Ладно. Щас ты  увидишь небо в алмазах и кузькину мать... Не, не в алмазах, в клеточку. Отольются кошке мышкины бабки. Набрал номер телефона, вызвал оперативную группу для задержания преступника - срочно! немедленно! мгновенно вы там, олухи, не то уйдет! держу его за яйца, но силы на исходе! - а сам, не мешкая, шмыгнул следом. Подкрался к двери, вставил ключ  и повернул два раза. Только бы успели...




12.

Администрация президента во главе с губернатором размещается в одном из екатерининских особняков в центре города. Двадцатое сентября – его, губернатора, день рождения. Пропустить это без преувеличения знаменательное в узких кругах событие по какой-либо причине - непозволительная роскошь, ведь судьбы  чинов областной власти зависят от центрового области. Круг лиц, имеющих честь поздравить, четко определен и не меняется - чужих не любят. Доступ к телу открыт с самого утра. Чем раньше прибыть, тем больше шансов приложиться к ручке,  а дальше - как пойдет, можно промариноваться  и до вечера.
Никто не уходит, все ждут лично засвидетельствовать почтение, потому что если не дождаться, можно угодить в немилость и выпасть из обоймы. А это чревато.
В качестве подарков предлагается ходовой товар: недвижимость, автомобили, музейные ценности, акции прибыльных предприятий. Губернатор – человек сколько-нибудь воспитанный,  не любопытствует у дарителей, на какие средства те приобрели свои подарки, как оформлена передача музейных раритетов из государственной собственности в его, губернатора, собственность из музеев, находящихся в его же оперативном управлении. Ну  и прочее, прочее.

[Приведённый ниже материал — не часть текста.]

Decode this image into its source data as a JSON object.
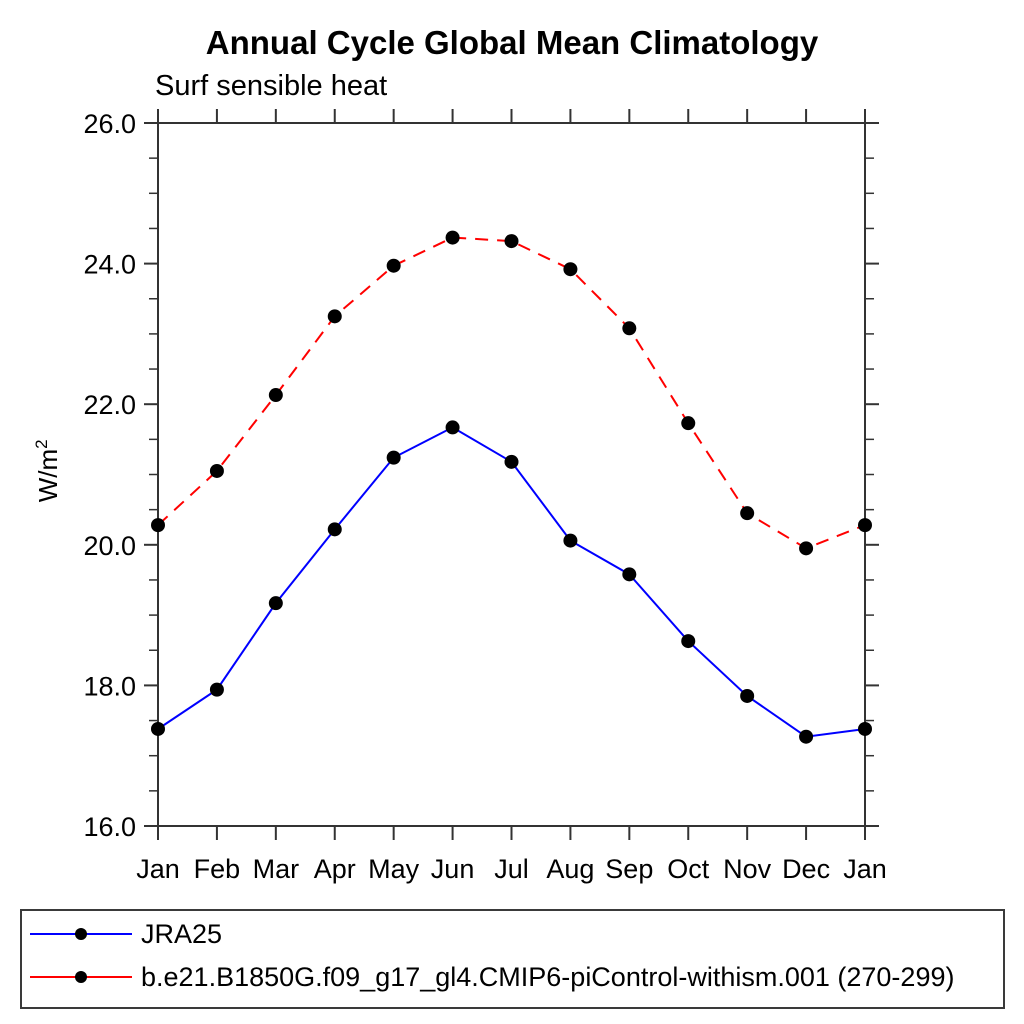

Итак, двадцатое сентября. К полудню приемная администрации  переполнена. В ожидании аудиенции томятся несколько мэров близлежащих городов, начальники УСБУ, УМВД, управления юстиции, налоговой инспекции, пара бизнесменов и один директор хлебокомбината. Что-то в механизме сломалось, потому что очередь не продвигается с утра. Гости понемногу начинают роптать: что за важная персона у губернатора?
Проходит еще два часа, публика  на месте.

А что же в это время именинник? Пройдемте-ка, читатель, в ихний кабинетик.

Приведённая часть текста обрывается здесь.